鈍痛 | ナノ




「また来てるな」

最初は正直気味が悪かった。毎回俺のプレーばかりじっと見つめるものだから、熱狂的なファンなのかと思って。

「みょうじうちのクラスじゃ有名だぞ?」
「えっ、そうなの?」
「おう。お前のプレースタイルをすっげー尊敬みたいでさ」

その話を聞いてから少しだけ見方が変わった。あの視線は全部、俺のプレースタイルを。尊敬されていることは純粋に嬉しいし、何より恐怖を感じた。頑なに教えを拒み続けた俺のプレーを見つめる飛雄のようだと。
だからバスケットボールをしていたのだと聞いた時は安心したのを覚えている。

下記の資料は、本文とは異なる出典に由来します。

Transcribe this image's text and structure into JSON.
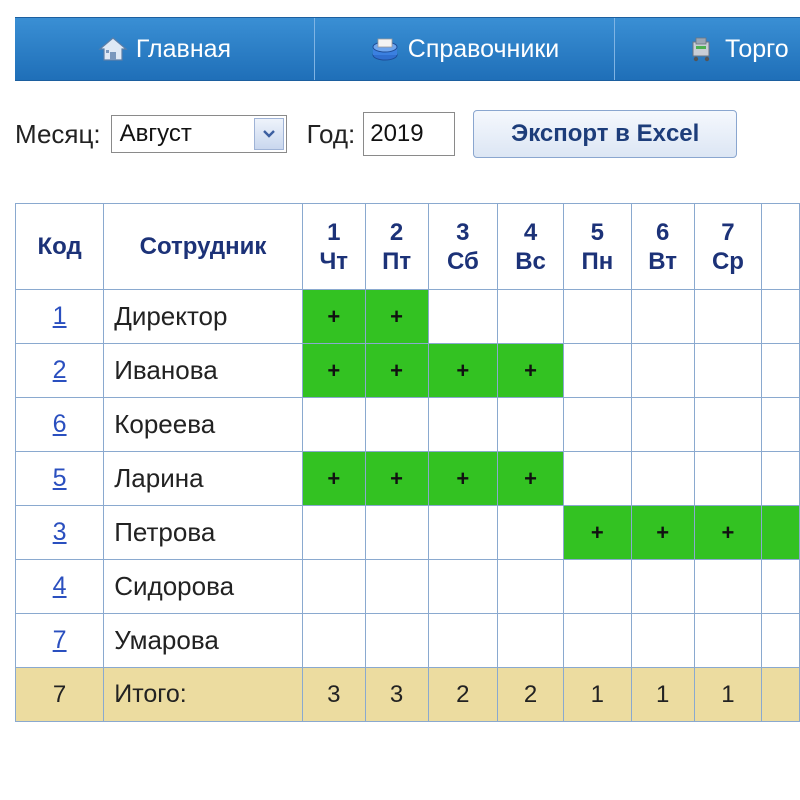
{
  "nav": {
    "items": [
      {
        "label": "Главная",
        "icon": "home-icon"
      },
      {
        "label": "Справочники",
        "icon": "catalog-icon"
      },
      {
        "label": "Торго",
        "icon": "trade-icon"
      }
    ]
  },
  "filters": {
    "month_label": "Месяц:",
    "month_value": "Август",
    "year_label": "Год:",
    "year_value": "2019",
    "export_label": "Экспорт в Excel"
  },
  "table": {
    "headers": {
      "code": "Код",
      "employee": "Сотрудник"
    },
    "days": [
      {
        "num": "1",
        "dow": "Чт"
      },
      {
        "num": "2",
        "dow": "Пт"
      },
      {
        "num": "3",
        "dow": "Сб"
      },
      {
        "num": "4",
        "dow": "Вс"
      },
      {
        "num": "5",
        "dow": "Пн"
      },
      {
        "num": "6",
        "dow": "Вт"
      },
      {
        "num": "7",
        "dow": "Ср"
      }
    ],
    "rows": [
      {
        "code": "1",
        "name": "Директор",
        "marks": [
          "+",
          "+",
          "",
          "",
          "",
          "",
          ""
        ]
      },
      {
        "code": "2",
        "name": "Иванова",
        "marks": [
          "+",
          "+",
          "+",
          "+",
          "",
          "",
          ""
        ]
      },
      {
        "code": "6",
        "name": "Кореева",
        "marks": [
          "",
          "",
          "",
          "",
          "",
          "",
          ""
        ]
      },
      {
        "code": "5",
        "name": "Ларина",
        "marks": [
          "+",
          "+",
          "+",
          "+",
          "",
          "",
          ""
        ]
      },
      {
        "code": "3",
        "name": "Петрова",
        "marks": [
          "",
          "",
          "",
          "",
          "+",
          "+",
          "+"
        ]
      },
      {
        "code": "4",
        "name": "Сидорова",
        "marks": [
          "",
          "",
          "",
          "",
          "",
          "",
          ""
        ]
      },
      {
        "code": "7",
        "name": "Умарова",
        "marks": [
          "",
          "",
          "",
          "",
          "",
          "",
          ""
        ]
      }
    ],
    "total": {
      "count": "7",
      "label": "Итого:",
      "values": [
        "3",
        "3",
        "2",
        "2",
        "1",
        "1",
        "1"
      ]
    }
  },
  "colors": {
    "nav_blue": "#2a7fcb",
    "present_green": "#33c222",
    "total_row": "#ecdca0",
    "header_text": "#1c3278",
    "link": "#2a4fbf"
  }
}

羨ましいと心の底から言ってくれたから、プレイヤーとしても観客としても見てくれているのだとも思えた。
少し……いや、かなり言い合いをして大事になりかけたけれど、あんな風に思っていることを吐き出せたせいかいい思い出、みたいになってて。男の子っぽい?いや体育会系っていうのかな、それともクールな性格なのか。少なくとも女の子とこんな風に遊んだり、愚痴をぽろっと言えたりしないから。
実際に話したのは最近でも、ずっと前からお互いを認識してたせいか今ではもう大事な友達。なんだと思う。

”影山 飛雄さんがプロフィール画像を変更しました”

だからそれを見た時は心臓が締め付けられるように感じた。
だって飛雄は彼女と同じ場所に立っている。あいつとの方が波長が合うだろうし、理解出来る。
心を許した友達を取られるという想像、飛雄と接したことでやっぱり自分は天才で俺の事が理解出来ないと拒絶されるのではないかという恐怖、俺の背中を追い抜こうとする飛雄への焦燥。
気付けば彼女にメッセージを飛ばしていて、はっとしてそれをふざけた口調へと運んだ。けれど内心では相変わらず淡白で少ない返答にもやもやしていて、そんな彼女から電話がかかってきた瞬間、咄嗟に通話ボタンを押していた。

”及川さん”

やめろ。また、俺から奪おうとするのか。俺を追い詰めるのか。あの時の俺を見上げる視線がまだ、頭の中に残っている。通話の切れた携帯を放り投げて布団に横たわった。